Sulla guerra in Ucraina, cosa lasciano presagire gli ultimi sviluppi?

«La lunghezza del conflitto, che rischia di protrarsi per altro tempo. L’inverno vedrà un rallentamento delle attività di terra, ma con un quadro peggiorato a causa delle attività espletate attraverso bombardamenti o missili, con obiettivi civili colpiti, infrastrutture civili ed energetiche distrutte. Si mina, in questo modo, la base psicologica dell’opinione pubblica diffusa in Ucraina».

Oltre le armi…

«Con il fermarsi degli scontri, può manifestarsi la condizione per aprire spazi di dialogo, su cui ognuno non deve perdere la speranza».

Giorgia Meloni ha sottolineato, nei discorsi alle Camere, la necessità del rilancio di un ruolo centrale dell’Italia nel Mediterraneo.

«Dobbiamo assumere una veste differente nel Mediterraneo perché siamo l’unico paese europeo completamente all’interno del Mare nostrum. Qui si giocano i nostri rapporti diplomatici, economici e politici che passano dall’approvvigionamento energetico, dai rapporti commerciali e culturali. In questi mesi abbiamo avuto modo di riscontrare il significato politico delle relazioni internazionali legate alle risorse energetiche».

In passato l’Italia possedeva in questo ambito una visione geopolitica di lungo respiro.

«Viviamo ancora i benefici virtuosi ereditati dai rapporti costruiti da Enrico Mattei, mentre resta la negatività degli effetti della guerra in Libia, in un frangente nel quale avremmo avuto bisogno di rifornimenti più consistenti di gas e petrolio da Tripoli. Dobbiamo decidere di avere una maggiore cooperazione con i paesi del Mediterraneo: sono essenziali su sicurezza, energia, economia».

Un cambio di passo rispetto all’Italia in ritirata nelle relazioni con i paesi Nord-Africani o africani?

«Certo, dobbiamo avere una postura più importante nel Mediterraneo, essere leader di una parte del mondo».

Tra Italia e Ue si è consolidata una piena sintonia dopo il viaggio a Bruxelles del premier Meloni?

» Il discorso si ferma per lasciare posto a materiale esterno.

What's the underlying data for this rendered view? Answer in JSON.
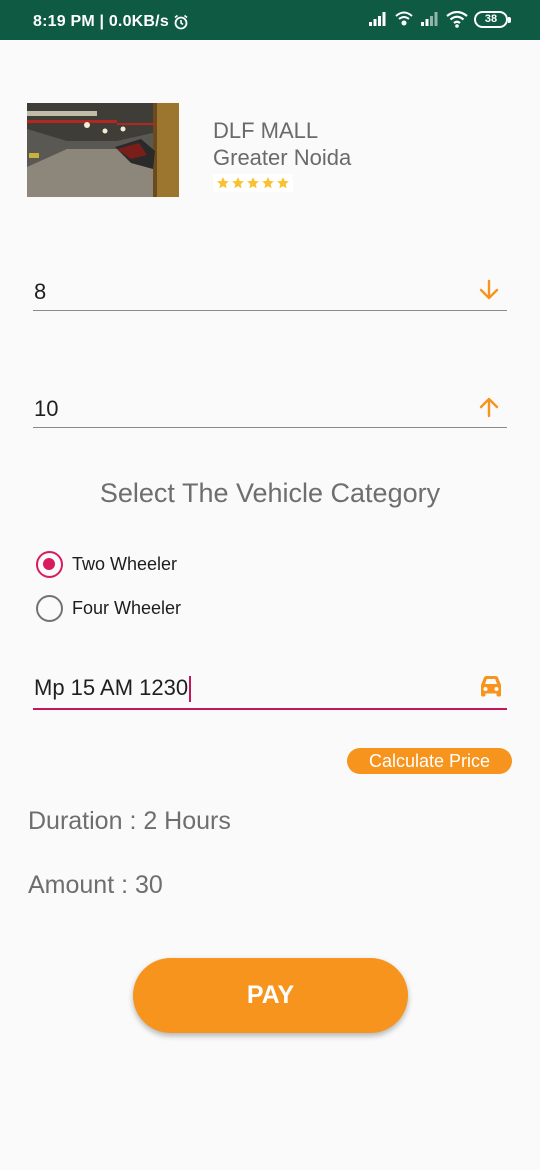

«Ho incontrato Giorgia Meloni stamattina (ieri, ndr) all’Altare della Patria. Il viaggio europeo ho capito che è andato molto bene. C’è stato un dialogo molto franco e una sintonia umana positiva con tutti gli interlocutori, nessuno escluso. Il premier era contento».

Le critiche da sinistra sulla debolezza internazionale dell’esecutivo?

«Sono infondate. Il nostro presidente del Consiglio è stata accolta con rispetto, perché l’Italia e lei meritano rispetto. E la Meloni si è posta negli incontri istituzionali con pari rispetto e disponibilità alla collaborazione».

Una divagazione finale. Il suo rapporto con la Puglia è consolidato. A quando risale?

«Il mio primo viaggio qui l’ho fatto 35 anni fa, a Tricase a casa di un amico dei tempi universitari. Ora ho mia moglie pugliese, da 18 anni passo le vacanze in questa bellissima terra, ammirandone in pieno la bellezza».

Ne parla come un potenziale testimonial…

«Sono il primo sponsor non solo per motivi culinari. Anzi, su questo fronte il governatore Michele Emiliano mi prendeva in giro perché adoro la focaccia. Gli ho risposto che amo anche le frise di Ostuni, i formaggi e l’olio. E non dimentico i marrettini (gli gnummeriddi, ndr)….».